Is there an analytical solution for the expected value of log sigmoid function to a normal distribution. This corresponds to the following integral:
$$ \int_{-\infty}^{+\infty} \log\left(\frac{1}{1+\exp(-x)}\right) \frac{1}{\sqrt{2\pi\sigma^2}} \exp\left(-\frac{(x-\mu)^2}{2\sigma^2}\right) dx $$
I checked with Wolfram|Alpha, but didn't get any answer.

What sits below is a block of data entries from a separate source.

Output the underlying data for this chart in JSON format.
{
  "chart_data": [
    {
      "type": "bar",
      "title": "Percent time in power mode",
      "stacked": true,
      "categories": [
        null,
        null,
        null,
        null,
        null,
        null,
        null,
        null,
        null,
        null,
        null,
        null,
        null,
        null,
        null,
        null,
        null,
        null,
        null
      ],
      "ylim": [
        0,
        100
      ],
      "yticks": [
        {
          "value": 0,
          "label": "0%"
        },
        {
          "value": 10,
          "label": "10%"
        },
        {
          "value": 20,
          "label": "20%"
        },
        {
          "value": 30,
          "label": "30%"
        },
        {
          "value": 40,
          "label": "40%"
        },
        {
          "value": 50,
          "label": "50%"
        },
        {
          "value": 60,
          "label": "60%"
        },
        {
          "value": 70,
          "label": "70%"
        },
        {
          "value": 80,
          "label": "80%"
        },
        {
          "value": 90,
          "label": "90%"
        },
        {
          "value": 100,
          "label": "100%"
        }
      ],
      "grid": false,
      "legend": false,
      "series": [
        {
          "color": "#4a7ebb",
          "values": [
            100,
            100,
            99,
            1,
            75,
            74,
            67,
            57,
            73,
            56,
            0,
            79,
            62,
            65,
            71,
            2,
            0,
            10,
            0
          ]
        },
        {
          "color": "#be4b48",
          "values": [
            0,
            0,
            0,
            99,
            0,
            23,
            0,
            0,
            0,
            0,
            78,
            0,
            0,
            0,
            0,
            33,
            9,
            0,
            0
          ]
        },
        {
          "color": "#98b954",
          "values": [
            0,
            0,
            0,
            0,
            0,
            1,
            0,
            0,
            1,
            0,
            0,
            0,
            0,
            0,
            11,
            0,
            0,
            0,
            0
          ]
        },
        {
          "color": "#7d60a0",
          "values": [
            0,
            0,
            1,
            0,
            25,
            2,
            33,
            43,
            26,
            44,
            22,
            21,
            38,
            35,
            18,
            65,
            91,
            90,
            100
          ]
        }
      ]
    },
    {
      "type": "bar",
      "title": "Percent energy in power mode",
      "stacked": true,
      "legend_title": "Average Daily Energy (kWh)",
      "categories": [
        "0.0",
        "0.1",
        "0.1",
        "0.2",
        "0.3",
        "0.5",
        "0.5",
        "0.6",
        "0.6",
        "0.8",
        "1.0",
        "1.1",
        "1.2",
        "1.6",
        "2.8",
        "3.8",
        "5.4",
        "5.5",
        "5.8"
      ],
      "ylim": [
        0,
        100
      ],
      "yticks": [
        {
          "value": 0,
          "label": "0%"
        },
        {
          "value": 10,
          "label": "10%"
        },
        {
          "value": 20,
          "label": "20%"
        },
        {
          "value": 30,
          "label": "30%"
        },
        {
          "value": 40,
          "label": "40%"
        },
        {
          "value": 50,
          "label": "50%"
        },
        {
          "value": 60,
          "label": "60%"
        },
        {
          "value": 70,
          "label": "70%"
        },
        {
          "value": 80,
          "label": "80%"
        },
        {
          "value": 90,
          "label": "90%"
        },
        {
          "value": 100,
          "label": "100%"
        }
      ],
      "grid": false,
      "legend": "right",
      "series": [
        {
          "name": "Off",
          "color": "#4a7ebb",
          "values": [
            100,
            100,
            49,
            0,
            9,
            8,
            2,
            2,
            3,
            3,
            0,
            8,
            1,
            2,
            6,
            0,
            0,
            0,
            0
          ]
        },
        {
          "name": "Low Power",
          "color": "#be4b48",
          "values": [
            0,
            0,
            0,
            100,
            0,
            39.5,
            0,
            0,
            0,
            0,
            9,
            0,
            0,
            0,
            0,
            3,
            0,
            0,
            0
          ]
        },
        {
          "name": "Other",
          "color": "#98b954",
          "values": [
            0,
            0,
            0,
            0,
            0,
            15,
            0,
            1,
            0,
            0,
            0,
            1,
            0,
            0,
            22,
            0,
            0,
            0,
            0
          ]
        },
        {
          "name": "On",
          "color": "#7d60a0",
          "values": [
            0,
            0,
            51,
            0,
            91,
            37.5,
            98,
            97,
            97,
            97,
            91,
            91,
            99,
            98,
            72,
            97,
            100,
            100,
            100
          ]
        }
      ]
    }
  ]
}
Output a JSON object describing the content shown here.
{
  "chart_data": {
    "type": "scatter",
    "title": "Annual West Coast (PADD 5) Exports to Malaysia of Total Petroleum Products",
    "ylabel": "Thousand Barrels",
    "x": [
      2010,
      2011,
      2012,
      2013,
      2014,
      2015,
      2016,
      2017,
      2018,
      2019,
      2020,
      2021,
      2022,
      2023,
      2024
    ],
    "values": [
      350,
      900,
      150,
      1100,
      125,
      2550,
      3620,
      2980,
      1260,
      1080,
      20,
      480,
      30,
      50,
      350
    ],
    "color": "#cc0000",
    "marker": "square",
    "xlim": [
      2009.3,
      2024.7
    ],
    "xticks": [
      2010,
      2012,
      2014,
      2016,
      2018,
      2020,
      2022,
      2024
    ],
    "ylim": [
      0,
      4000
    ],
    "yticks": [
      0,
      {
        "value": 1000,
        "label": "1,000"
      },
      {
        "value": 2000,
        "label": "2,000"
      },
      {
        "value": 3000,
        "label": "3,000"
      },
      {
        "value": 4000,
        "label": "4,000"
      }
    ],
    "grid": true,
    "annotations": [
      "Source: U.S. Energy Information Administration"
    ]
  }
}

One possible approach is below.
Your integral is $$ \begin{split} I &= \frac{-1}{\sqrt{2\pi\sigma^2}} \int_{-\infty}^{+\infty} \log\left(1+\exp(-x)\right) \exp\left(-\frac{(x-\mu)^2}{2\sigma^2}\right) dx \\ &= \frac{-1}{\sqrt{2\pi}} \int_{-\infty}^{+\infty} \log\left(1+e^{-\mu - \sigma u}\right) e^{-u^2/2} du \end{split} $$ and now expand $\ln(1+y)$ into Taylor series, and integrate term-by-term. Not sure If you can find a closed form expression for the final result, but you may have a good chance.
A possibly good approximation is to cut off the Taylor series after a couple of terms and integrate by parts what you can in the result.